Trump is not the cause of the current condition of America. He is merely the avatar of it.

In 2016 I painted him too benevolently: just as a loony:


A corrupt loony, but a loony.
Next year I already knew who to put him with:

and

And after the Brexit referendum, I knew he was a possibility.
But in the end, you never know what you got until you open the box of chocolates, do you?

This one has ended worse than I imagined, if it has ended at all. Good luck in November!

I think he performed about how I expected, maybe a little better. He’s certainly as corrupt as I expected, but that was obvious before the election.

So well put! This really is the nub.
It’s like Kareem’s sky hook — there really is no way to counteract this.

He showed his true colors during the campaign but, always hopeful, I attributed the worst of it as political posturing for sake of votes. I mean, no one could possibly be that bad, could he? Yes; in fact, he has shown himself to be far worse.

I also judge his voters in the same light. I am willing to give them a pass for 2016 because the waters were murky compared to what they are now. But, after 4 years of Trump showing exactly what he is by everything he has said and done, I am not going to be forgiving at all. Anyone voting for him now IS him as far as I’m concerned.

This. I knew Trump would be a horrible president, but I actually expected the GOP Senate (and House at the time) to keep him in check. But every time he leap-frogged over whatever line they had drawn in the sand, they’d just draw another one. And another. And another. (Or as someone around here said about halfway through his term, “the goalposts must be on rails by now.”) Once we got a Democratic House who actually started trying to do their job of oversight and got nothing but pushback from the GOP, I knew we were screwed.

Well-put.

I knew that Trump would be awful, although I think he exceeded my expectations.

i honestly felt that the GOP, knowing how bad he was and how incompetent, would soon find an excuse to dump him in exchange for the more placid and tractable Pence. I’m still astonished that they didn’t. You could tell from the pre-election buzz that they not only loathed the man but also abhorred his lack of philosophy or policy or integrity. You could say that they were held in check by fear of his base, but leaving him in office resulted in the abysmal coronavirus mess. And now they’re all tarred with that brush.

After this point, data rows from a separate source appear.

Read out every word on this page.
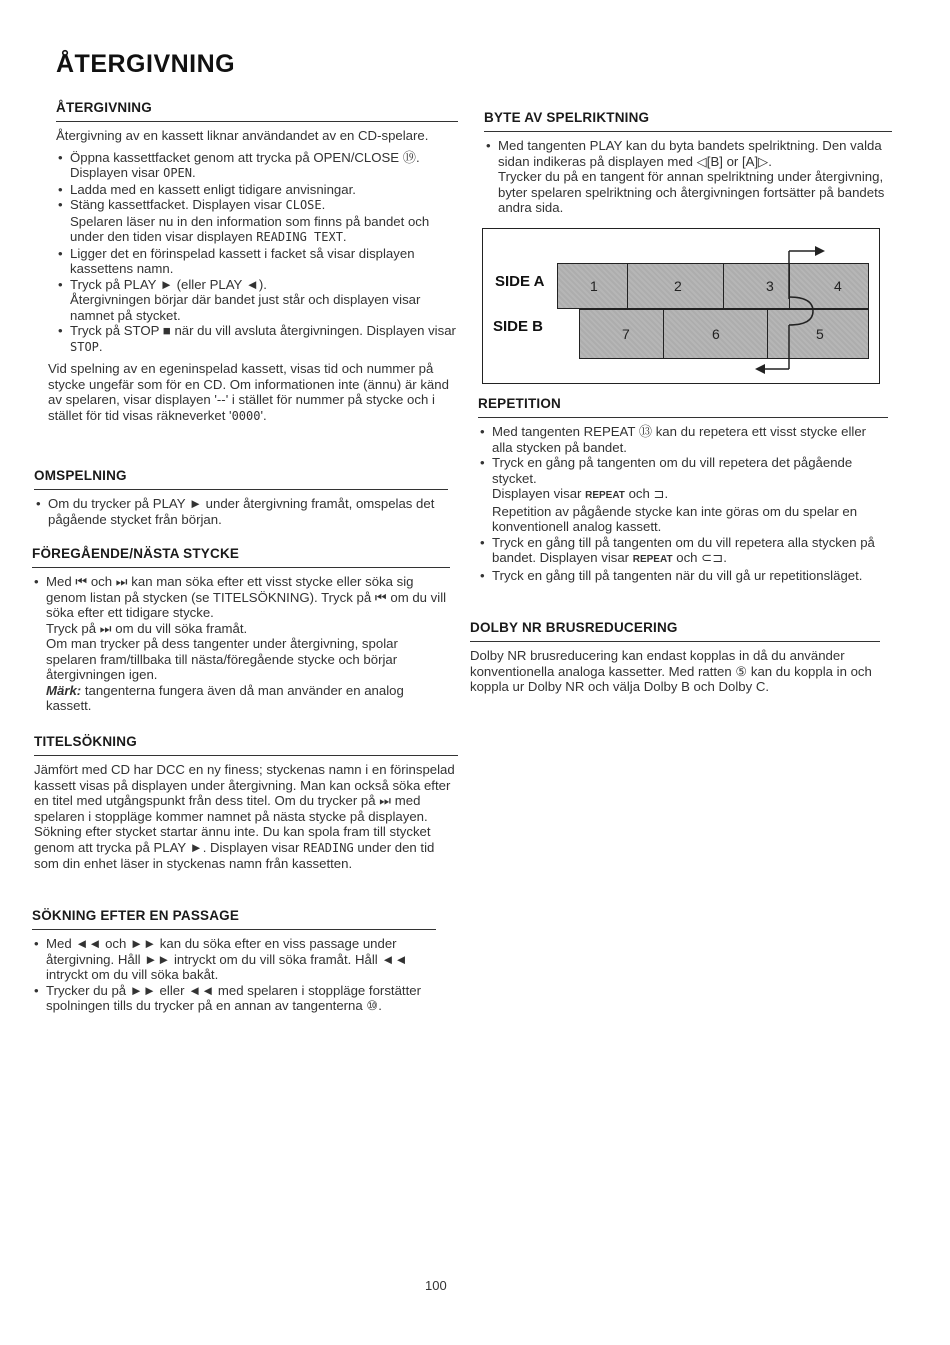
ÅTERGIVNING
ÅTERGIVNING

Återgivning av en kassett liknar användandet av en CD-spelare.

• Öppna kassettfacket genom att trycka på OPEN/CLOSE ⑲.
Displayen visar OPEN.
• Ladda med en kassett enligt tidigare anvisningar.
• Stäng kassettfacket. Displayen visar CLOSE.
Spelaren läser nu in den information som finns på bandet och under den tiden visar displayen READING TEXT.
• Ligger det en förinspelad kassett i facket så visar displayen kassettens namn.
• Tryck på PLAY ► (eller PLAY ◄).
Återgivningen börjar där bandet just står och displayen visar namnet på stycket.
• Tryck på STOP ■ när du vill avsluta återgivningen. Displayen visar STOP.

Vid spelning av en egeninspelad kassett, visas tid och nummer på stycke ungefär som för en CD. Om informationen inte (ännu) är känd av spelaren, visar displayen '--' i stället för nummer på stycke och i stället för tid visas räkneverket '0000'.

OMSPELNING
• Om du trycker på PLAY ► under återgivning framåt, omspelas det pågående stycket från början.
FÖREGÅENDE/NÄSTA STYCKE
• Med ⏮ och ⏭ kan man söka efter ett visst stycke eller söka sig genom listan på stycken (se TITELSÖKNING). Tryck på ⏮ om du vill söka efter ett tidigare stycke.
Tryck på ⏭ om du vill söka framåt.
Om man trycker på dess tangenter under återgivning, spolar spelaren fram/tillbaka till nästa/föregående stycke och börjar återgivningen igen.
Märk: tangenterna fungera även då man använder en analog kassett.
TITELSÖKNING

Jämfört med CD har DCC en ny finess; styckenas namn i en förinspelad kassett visas på displayen under återgivning. Man kan också söka efter en titel med utgångspunkt från dess titel. Om du trycker på ⏭ med spelaren i stoppläge kommer namnet på nästa stycke på displayen. Sökning efter stycket startar ännu inte. Du kan spola fram till stycket genom att trycka på PLAY ►. Displayen visar READING under den tid som din enhet läser in styckenas namn från kassetten.

SÖKNING EFTER EN PASSAGE
• Med ◄◄ och ►► kan du söka efter en viss passage under återgivning. Håll ►► intryckt om du vill söka framåt. Håll ◄◄ intryckt om du vill söka bakåt.
• Trycker du på ►► eller ◄◄ med spelaren i stoppläge forstätter spolningen tills du trycker på en annan av tangenterna ⑩.
BYTE AV SPELRIKTNING
• Med tangenten PLAY kan du byta bandets spelriktning. Den valda sidan indikeras på displayen med ◁[B] or [A]▷.
Trycker du på en tangent för annan spelriktning under återgivning, byter spelaren spelriktning och återgivningen fortsätter på bandets andra sida.
SIDE A
SIDE B
1	2	3	4
7	6	5
REPETITION
• Med tangenten REPEAT ⑬ kan du repetera ett visst stycke eller alla stycken på bandet.
• Tryck en gång på tangenten om du vill repetera det pågående stycket.
Displayen visar REPEAT och ⊐.
Repetition av pågående stycke kan inte göras om du spelar en konventionell analog kassett.
• Tryck en gång till på tangenten om du vill repetera alla stycken på bandet. Displayen visar REPEAT och ⊂⊐.
• Tryck en gång till på tangenten när du vill gå ur repetitionsläget.
DOLBY NR BRUSREDUCERING

Dolby NR brusreducering kan endast kopplas in då du använder konventionella analoga kassetter. Med ratten ⑤ kan du koppla in och koppla ur Dolby NR och välja Dolby B och Dolby C.

100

I agree with @CalMeacham. I knew that Trump would be bad, but he far exceeded my expectations. I had expected the GOP to rein in his excesses.

Trump’s biggest problem is that he’s a narcissist who has never had to bear the responsibility of his own actions. All through his life, someone else has always had to pick up the bill for him. He’s never had a bad job. He’s never had to do anything he didn’t want to do. And the GOP has continued that trend- no matter what he does, they will continue to support him as long as he’s able to give them what they want.

I’m very nervous about the next few months, when Trump’s bill finally comes due.